I write myself thousands of letters. Some I keep, folding them into tight, tiny pieces; some I toss down creeks and streams, attempting to let go of my misery. I walk along the creek line following the letter, until it’s floating so far I no longer see the damp words on the page.
In one letter I wrote to myself, I was begging God for significance. You see, I have longed — and am longing, and will continue to long — to do worthwhile work.
I have never been satisfied with what feels ordinary.
I scratched out a list of what I want to achieve. I don’t need to write a dozen novels, but a few really good ones would be nice. I want to create documentaries and be an advocate for girls who have been raped and trafficked. I want to write and illustrate children’s books for my sister’s baby.

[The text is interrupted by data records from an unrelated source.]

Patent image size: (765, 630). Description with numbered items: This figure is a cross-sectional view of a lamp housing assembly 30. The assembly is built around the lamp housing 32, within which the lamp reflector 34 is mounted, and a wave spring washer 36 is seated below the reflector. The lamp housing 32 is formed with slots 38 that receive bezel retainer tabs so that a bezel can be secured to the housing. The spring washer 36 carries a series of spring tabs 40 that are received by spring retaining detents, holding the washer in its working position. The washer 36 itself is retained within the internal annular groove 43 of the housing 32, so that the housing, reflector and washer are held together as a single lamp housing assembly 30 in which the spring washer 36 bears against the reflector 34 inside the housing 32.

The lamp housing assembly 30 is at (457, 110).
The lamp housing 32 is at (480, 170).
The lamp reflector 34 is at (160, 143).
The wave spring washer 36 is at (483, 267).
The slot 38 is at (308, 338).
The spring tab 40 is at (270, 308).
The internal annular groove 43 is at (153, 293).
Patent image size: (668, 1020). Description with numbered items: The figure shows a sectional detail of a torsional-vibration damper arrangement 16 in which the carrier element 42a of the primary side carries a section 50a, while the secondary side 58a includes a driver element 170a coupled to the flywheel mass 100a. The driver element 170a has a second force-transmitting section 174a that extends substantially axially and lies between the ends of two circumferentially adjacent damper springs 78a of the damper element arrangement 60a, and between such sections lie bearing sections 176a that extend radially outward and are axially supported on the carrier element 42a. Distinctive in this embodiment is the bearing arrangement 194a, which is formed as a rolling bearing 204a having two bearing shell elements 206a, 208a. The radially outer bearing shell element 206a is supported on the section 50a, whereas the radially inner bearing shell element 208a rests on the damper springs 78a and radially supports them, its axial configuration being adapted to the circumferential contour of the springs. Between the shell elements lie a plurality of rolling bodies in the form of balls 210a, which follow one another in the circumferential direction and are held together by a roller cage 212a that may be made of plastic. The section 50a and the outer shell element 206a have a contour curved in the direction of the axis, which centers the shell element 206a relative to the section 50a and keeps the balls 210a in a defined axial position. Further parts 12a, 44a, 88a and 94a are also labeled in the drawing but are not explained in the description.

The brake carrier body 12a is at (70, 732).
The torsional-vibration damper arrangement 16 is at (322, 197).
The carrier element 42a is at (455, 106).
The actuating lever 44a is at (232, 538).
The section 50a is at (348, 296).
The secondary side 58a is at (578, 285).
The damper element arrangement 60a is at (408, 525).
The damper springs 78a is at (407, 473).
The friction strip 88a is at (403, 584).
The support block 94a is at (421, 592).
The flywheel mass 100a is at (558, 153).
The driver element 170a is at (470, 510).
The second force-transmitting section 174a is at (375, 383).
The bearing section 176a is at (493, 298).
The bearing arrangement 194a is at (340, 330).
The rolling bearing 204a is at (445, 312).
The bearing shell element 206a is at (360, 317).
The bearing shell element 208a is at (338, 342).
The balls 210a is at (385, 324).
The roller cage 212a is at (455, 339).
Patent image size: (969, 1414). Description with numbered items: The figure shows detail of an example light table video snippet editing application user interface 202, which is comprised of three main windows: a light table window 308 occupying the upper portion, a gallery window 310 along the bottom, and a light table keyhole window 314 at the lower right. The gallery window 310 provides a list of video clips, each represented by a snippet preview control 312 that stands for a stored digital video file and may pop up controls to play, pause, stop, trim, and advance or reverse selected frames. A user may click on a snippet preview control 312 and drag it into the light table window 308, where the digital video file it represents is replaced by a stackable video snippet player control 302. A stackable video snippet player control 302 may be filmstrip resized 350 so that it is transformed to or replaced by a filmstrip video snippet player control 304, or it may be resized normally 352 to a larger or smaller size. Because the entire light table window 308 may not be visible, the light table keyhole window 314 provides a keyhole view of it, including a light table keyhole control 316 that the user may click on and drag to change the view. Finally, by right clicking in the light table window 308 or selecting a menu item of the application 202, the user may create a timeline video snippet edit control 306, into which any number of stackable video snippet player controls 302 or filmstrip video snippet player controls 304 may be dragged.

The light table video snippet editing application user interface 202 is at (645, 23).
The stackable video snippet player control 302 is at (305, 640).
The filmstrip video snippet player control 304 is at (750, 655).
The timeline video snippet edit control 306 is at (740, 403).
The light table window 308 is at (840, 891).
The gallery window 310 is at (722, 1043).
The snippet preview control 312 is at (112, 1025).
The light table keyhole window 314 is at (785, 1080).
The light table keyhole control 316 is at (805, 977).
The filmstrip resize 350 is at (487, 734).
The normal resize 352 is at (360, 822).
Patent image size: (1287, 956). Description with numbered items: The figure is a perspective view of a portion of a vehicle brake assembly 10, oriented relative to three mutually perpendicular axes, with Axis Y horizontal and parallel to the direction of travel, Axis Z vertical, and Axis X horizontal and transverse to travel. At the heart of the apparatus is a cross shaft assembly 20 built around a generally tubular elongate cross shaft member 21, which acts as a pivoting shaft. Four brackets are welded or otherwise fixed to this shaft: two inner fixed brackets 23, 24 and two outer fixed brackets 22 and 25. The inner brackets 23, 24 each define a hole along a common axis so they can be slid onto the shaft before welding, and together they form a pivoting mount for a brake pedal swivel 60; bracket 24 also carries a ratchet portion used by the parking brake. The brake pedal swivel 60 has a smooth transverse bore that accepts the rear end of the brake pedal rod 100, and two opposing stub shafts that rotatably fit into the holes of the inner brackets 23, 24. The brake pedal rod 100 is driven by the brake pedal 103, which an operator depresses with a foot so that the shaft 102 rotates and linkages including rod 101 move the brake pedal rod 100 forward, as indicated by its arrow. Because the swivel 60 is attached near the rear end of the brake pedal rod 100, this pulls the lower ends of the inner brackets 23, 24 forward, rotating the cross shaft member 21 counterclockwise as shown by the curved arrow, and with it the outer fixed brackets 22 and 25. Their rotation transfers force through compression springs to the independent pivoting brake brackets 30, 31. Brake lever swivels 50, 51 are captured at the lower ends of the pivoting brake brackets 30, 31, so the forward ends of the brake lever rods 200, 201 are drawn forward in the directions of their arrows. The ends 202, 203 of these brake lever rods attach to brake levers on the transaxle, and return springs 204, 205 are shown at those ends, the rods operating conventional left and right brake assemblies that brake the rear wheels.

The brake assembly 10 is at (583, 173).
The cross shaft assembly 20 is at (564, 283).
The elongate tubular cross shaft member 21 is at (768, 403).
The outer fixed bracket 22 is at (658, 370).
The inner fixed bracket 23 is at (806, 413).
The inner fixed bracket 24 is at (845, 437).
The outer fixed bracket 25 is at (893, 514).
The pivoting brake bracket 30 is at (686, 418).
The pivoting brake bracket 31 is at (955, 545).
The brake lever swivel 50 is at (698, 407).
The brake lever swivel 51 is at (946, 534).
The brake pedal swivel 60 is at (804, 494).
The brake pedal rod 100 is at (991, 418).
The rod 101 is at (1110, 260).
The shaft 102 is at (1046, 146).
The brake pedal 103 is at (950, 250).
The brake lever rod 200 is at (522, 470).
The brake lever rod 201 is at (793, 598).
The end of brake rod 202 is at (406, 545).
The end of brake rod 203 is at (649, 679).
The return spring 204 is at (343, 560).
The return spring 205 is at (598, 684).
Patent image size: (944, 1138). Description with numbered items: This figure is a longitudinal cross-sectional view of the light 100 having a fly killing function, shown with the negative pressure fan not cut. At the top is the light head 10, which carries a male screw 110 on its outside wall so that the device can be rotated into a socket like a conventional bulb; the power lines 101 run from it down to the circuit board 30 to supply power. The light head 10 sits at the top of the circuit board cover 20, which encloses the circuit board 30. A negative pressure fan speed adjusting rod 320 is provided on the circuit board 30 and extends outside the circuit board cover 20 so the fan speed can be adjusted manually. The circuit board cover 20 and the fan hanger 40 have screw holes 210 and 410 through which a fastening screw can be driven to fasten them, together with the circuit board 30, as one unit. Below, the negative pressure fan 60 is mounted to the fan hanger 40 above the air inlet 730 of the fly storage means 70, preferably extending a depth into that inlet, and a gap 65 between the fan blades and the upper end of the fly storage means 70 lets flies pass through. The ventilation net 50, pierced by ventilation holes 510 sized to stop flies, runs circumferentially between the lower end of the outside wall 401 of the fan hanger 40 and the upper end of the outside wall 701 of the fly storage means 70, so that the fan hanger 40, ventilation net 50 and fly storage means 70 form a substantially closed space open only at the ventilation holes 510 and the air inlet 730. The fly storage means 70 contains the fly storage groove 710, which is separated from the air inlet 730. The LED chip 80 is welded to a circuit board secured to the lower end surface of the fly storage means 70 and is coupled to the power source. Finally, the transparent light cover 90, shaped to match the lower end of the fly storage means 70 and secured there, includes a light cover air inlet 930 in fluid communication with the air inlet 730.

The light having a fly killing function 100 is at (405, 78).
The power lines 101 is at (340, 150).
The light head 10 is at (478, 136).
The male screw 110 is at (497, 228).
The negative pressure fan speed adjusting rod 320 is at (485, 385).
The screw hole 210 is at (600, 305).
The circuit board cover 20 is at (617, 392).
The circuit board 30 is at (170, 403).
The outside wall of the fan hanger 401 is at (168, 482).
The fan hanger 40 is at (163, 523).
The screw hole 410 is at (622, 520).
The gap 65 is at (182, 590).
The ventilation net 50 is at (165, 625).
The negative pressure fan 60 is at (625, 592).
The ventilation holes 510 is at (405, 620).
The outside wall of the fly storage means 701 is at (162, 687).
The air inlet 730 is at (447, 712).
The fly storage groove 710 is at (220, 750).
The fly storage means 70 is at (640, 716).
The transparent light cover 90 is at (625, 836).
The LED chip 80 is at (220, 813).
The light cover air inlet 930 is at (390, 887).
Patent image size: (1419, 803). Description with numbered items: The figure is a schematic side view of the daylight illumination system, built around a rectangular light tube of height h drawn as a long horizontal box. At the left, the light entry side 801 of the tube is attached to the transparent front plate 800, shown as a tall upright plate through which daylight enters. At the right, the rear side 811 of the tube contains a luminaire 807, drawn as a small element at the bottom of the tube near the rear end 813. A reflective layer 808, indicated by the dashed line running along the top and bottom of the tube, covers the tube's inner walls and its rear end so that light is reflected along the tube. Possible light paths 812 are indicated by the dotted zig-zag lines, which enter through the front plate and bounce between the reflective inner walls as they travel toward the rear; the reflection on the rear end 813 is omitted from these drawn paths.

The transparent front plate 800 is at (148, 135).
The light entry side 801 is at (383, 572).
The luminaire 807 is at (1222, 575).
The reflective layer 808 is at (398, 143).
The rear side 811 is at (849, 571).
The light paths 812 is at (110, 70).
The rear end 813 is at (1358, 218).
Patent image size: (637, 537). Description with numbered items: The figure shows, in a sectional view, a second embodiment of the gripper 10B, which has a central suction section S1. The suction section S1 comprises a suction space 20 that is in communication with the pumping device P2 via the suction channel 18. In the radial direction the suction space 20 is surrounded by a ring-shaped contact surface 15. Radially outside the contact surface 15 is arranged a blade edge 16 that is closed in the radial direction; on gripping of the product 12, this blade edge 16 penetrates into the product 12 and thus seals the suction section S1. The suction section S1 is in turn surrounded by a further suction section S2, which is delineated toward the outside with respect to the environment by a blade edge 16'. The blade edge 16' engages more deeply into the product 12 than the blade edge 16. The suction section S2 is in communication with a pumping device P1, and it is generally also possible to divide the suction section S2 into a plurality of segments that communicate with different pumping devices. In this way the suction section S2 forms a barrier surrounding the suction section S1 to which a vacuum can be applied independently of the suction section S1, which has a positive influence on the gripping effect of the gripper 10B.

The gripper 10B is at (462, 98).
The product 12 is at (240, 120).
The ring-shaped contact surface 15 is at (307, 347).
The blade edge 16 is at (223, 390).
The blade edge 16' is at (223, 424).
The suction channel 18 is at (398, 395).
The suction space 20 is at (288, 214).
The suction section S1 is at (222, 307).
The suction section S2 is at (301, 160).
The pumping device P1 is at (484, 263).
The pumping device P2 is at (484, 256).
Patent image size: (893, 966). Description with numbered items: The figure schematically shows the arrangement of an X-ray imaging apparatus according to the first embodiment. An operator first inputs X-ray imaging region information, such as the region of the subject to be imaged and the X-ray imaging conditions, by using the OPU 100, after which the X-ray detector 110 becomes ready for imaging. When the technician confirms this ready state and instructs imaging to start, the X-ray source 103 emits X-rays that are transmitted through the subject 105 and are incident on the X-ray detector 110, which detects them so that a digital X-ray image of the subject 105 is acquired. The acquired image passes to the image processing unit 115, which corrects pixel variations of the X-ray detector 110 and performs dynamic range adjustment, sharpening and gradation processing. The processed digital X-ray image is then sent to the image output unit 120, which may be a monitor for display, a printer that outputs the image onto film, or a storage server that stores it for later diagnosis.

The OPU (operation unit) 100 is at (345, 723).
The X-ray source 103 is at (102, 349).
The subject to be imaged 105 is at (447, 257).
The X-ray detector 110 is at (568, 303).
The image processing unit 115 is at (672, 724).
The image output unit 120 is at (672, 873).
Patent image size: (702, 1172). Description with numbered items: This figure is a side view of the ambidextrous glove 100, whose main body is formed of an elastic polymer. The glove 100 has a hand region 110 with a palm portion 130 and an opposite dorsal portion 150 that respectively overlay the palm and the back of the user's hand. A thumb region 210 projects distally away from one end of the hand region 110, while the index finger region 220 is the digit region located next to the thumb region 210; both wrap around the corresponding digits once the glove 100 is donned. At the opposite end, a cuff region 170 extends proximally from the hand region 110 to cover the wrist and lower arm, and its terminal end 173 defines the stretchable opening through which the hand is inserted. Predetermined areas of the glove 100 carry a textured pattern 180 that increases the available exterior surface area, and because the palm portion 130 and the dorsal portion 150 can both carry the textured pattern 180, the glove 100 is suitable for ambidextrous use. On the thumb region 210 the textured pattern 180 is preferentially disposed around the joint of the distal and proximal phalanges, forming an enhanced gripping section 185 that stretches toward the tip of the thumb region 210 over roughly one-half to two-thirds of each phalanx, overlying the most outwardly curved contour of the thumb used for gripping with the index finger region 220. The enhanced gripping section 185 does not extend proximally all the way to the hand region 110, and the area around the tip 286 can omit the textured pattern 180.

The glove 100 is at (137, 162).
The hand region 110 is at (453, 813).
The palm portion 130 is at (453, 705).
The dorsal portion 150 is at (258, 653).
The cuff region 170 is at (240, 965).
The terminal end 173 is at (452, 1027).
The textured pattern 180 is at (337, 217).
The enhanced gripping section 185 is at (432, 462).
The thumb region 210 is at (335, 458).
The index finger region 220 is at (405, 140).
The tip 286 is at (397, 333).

In and between all these things, I want to take huge risks and meet remarkable people and do meaningful, worthwhile things.
I wrote this to myself and I wrote this to Jesus.
Last night I talked with one of my good friends. We’re working at a camp for the summer, and as I spoke with her, Jesus spoke to me. He’s been communicating with me that way recently, whispering words I need to hear through the lips of people He’s tenaciously placed in my fragile life.
My friend is seventeen and extraordinary, and as she looked out at the trees that cast shadows against the willowy grass, she said, “I’m afraid I won’t be significant.”
For a split second I wondered if she’d been reading my letters. Did she know how insignificant I always seem to feel? Did she understand my doubts about living a seemingly unremarkable life?
I found the same spot in the trees she was staring at. The moon shone white bright and the stars were wide awake too.
I told her the truth. “You already are significant.”
She let out a long breath and Jesus sat next to me on the steps and said: Aliza, so are you.
I felt cold even beneath the warm summer night sky, and I turned to view her profile, desperately wanting to get through to her what I believe deep within me: that nothing she could do or say or prove could ever lessen her significance in this world.
The moon watched me. I felt Jesus whisper softly, kindly, that still small voice: Aliza, what you want to tell her is exactly what I’ve been telling you.
I’m petrified I won’t be remarkable, that instead I’ll simply be ordinary. My friend was brave and vulnerable, and she voiced her fears not realizing she was also voicing all of mine. I’m six months into this year of no fear, yet I’ve been scared more times than I can count.
I weigh significance in my hand as though it’s something I have to earn, yet I know the truth that I should tattoo across my heart is this: we’re already significant.
Jesus weaved significance into our every fiber from the moment we were formed. He looped value like a necklace against our collarbones, declaring with a symbol the shape of a cross that we are a people worth loving. When I allow myself to let go of my fear and pain, when I drape my body across His love and lean in to who He is and who He says I am, I can believe — truly — that He created me significant.
I pulled my friend close and thanked Jesus. Even in my longing, He placed someone to remind me of my worth. I often forget how well He knows me. As I left her porch steps last night, I walked down the pathway and was reminded that when we follow in the steps of Jesus, begging to live a significant life so that He may be glorified, He will grant us the desires of our hearts.
I wrote another letter. Some I float down the creek, and some I keep tucked in secret spots, but this one I gave away. To my dear friend who sat on the porch with me alongside the moon and stars and Jesus, and I scratched down words to remind her of her significance because Jesus reminded me of mine.